"Melek Dong!"
Ledek teman-temen kelasku pada anak bermata sipit itu. Tidak peduli siapa nama aslinya, mereka memanggilnya Boboho.
Guru menempatkannya duduk di sebelahku. Awalnya aku tidak mau, tapi setelah mengenalnya, dia menjadi sahabat terbaikku. Namun, mereka bilang jangan terlalu dekat dengannya, karena agamanya berbeda.
Saat SMP, Sahabatku itu mengucapkan kalimat sakral dan memeluk agama kami, tetapi bagi mereka dia tetap berbeda.
Sahabatku itu menjadi lulusan terbaik di SMA, tetapi tidak ada kantor di kota ini yang mau menerimanya kerja. Maka, dia memutuskan untuk membuka usaha.
Dengan perhitungan yang matang, usahanya pesat berkembang. Namun, mereka menuduhnya curang, menggunakan jimat dari negeri asalnya sana. Padahal dia lahir di negeri ini, di rumah sakit yang sama tempat mereka dilahirkan.
Namun ketika susah, mereka tak malu datang meminjam uang, tapi jika waktu tempo tiba, mereka berlagak lupa dan balik marah menuduhnya sebagai penjajah.

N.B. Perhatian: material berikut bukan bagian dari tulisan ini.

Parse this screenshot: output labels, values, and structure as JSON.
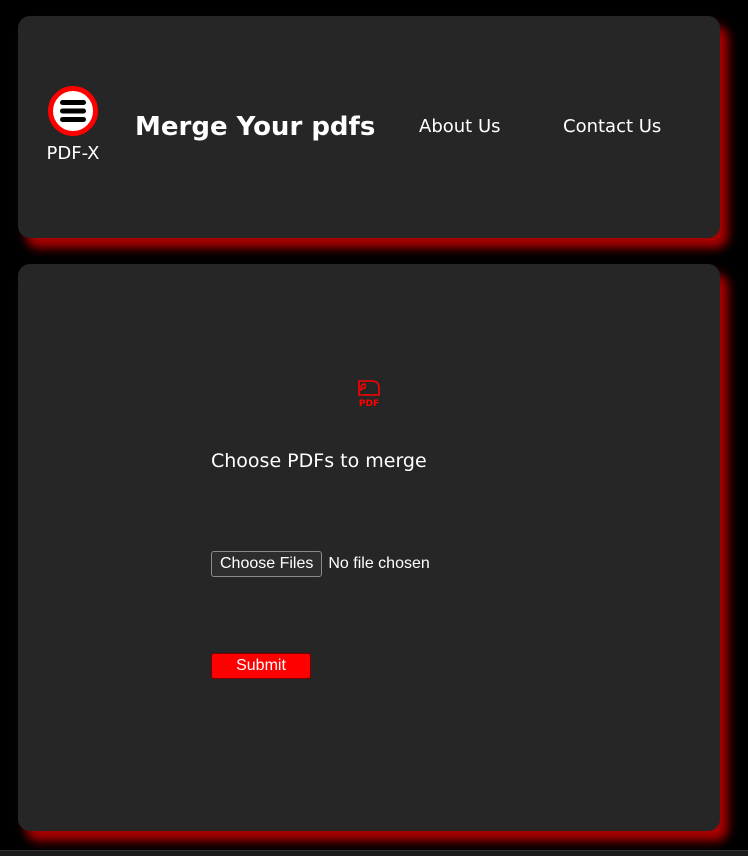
{
  "header": {
    "logo_icon": "menu-bars-icon",
    "logo_label": "PDF-X",
    "title": "Merge Your pdfs",
    "nav": [
      {
        "label": "About Us"
      },
      {
        "label": "Contact Us"
      }
    ]
  },
  "main": {
    "icon": "pdf-file-icon",
    "icon_text": "PDF",
    "heading": "Choose PDFs to merge",
    "file_input": {
      "button_label": "Choose Files",
      "status": "No file chosen"
    },
    "submit_label": "Submit"
  },
  "colors": {
    "background": "#000000",
    "card": "#262626",
    "accent": "#ff0000",
    "shadow": "#c80000",
    "text": "#ffffff"
  }
}
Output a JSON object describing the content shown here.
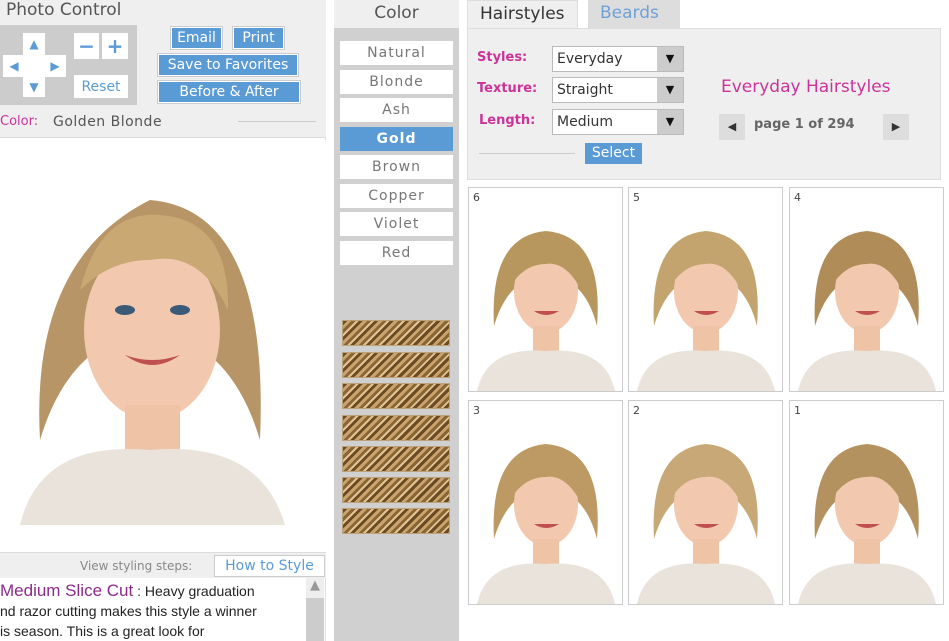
{
  "photo_control": {
    "title": "Photo Control",
    "zoom_out": "−",
    "zoom_in": "+",
    "reset": "Reset",
    "email": "Email",
    "print": "Print",
    "save": "Save to Favorites",
    "before_after": "Before & After",
    "color_label": "Color:",
    "color_value": "Golden Blonde"
  },
  "styling": {
    "label": "View styling steps:",
    "link": "How to Style"
  },
  "description": {
    "name": "Medium Slice Cut",
    "sep": " : ",
    "lines": [
      "Heavy graduation",
      "nd razor cutting makes this style a winner",
      "is season. This is a great look for"
    ]
  },
  "color": {
    "header": "Color",
    "options": [
      "Natural",
      "Blonde",
      "Ash",
      "Gold",
      "Brown",
      "Copper",
      "Violet",
      "Red"
    ],
    "selected": "Gold",
    "accent": "#5b9bd5"
  },
  "tabs": [
    {
      "label": "Hairstyles",
      "active": true
    },
    {
      "label": "Beards",
      "active": false
    }
  ],
  "filters": {
    "styles_label": "Styles:",
    "styles": "Everyday",
    "texture_label": "Texture:",
    "texture": "Straight",
    "length_label": "Length:",
    "length": "Medium",
    "select": "Select"
  },
  "results": {
    "heading": "Everyday Hairstyles",
    "page": "page 1 of 294",
    "thumbnails": [
      "6",
      "5",
      "4",
      "3",
      "2",
      "1"
    ]
  }
}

Saat keadaan politik tengah meninggi, mereka menjadikannya alasan untuk melampiaskan sifat iri. Mereka mendobrak tokonya lalu menjarah harta... dan nyawanya.
Akhirnya, Sahabatku pergi dari tempat yang menolaknya ini. Ke tempat yang menerimanya dengan pelukan hangat, tanah air tercintanya.
Namun, para pendengki itu masih saja menutup mata, dan kembali melakukan hal yang sama pada orang-orang seperti sahabatku itu. Maka, aku yang sudah muak pun menghampiri mereka dan berteriak...
"Melek Dong!"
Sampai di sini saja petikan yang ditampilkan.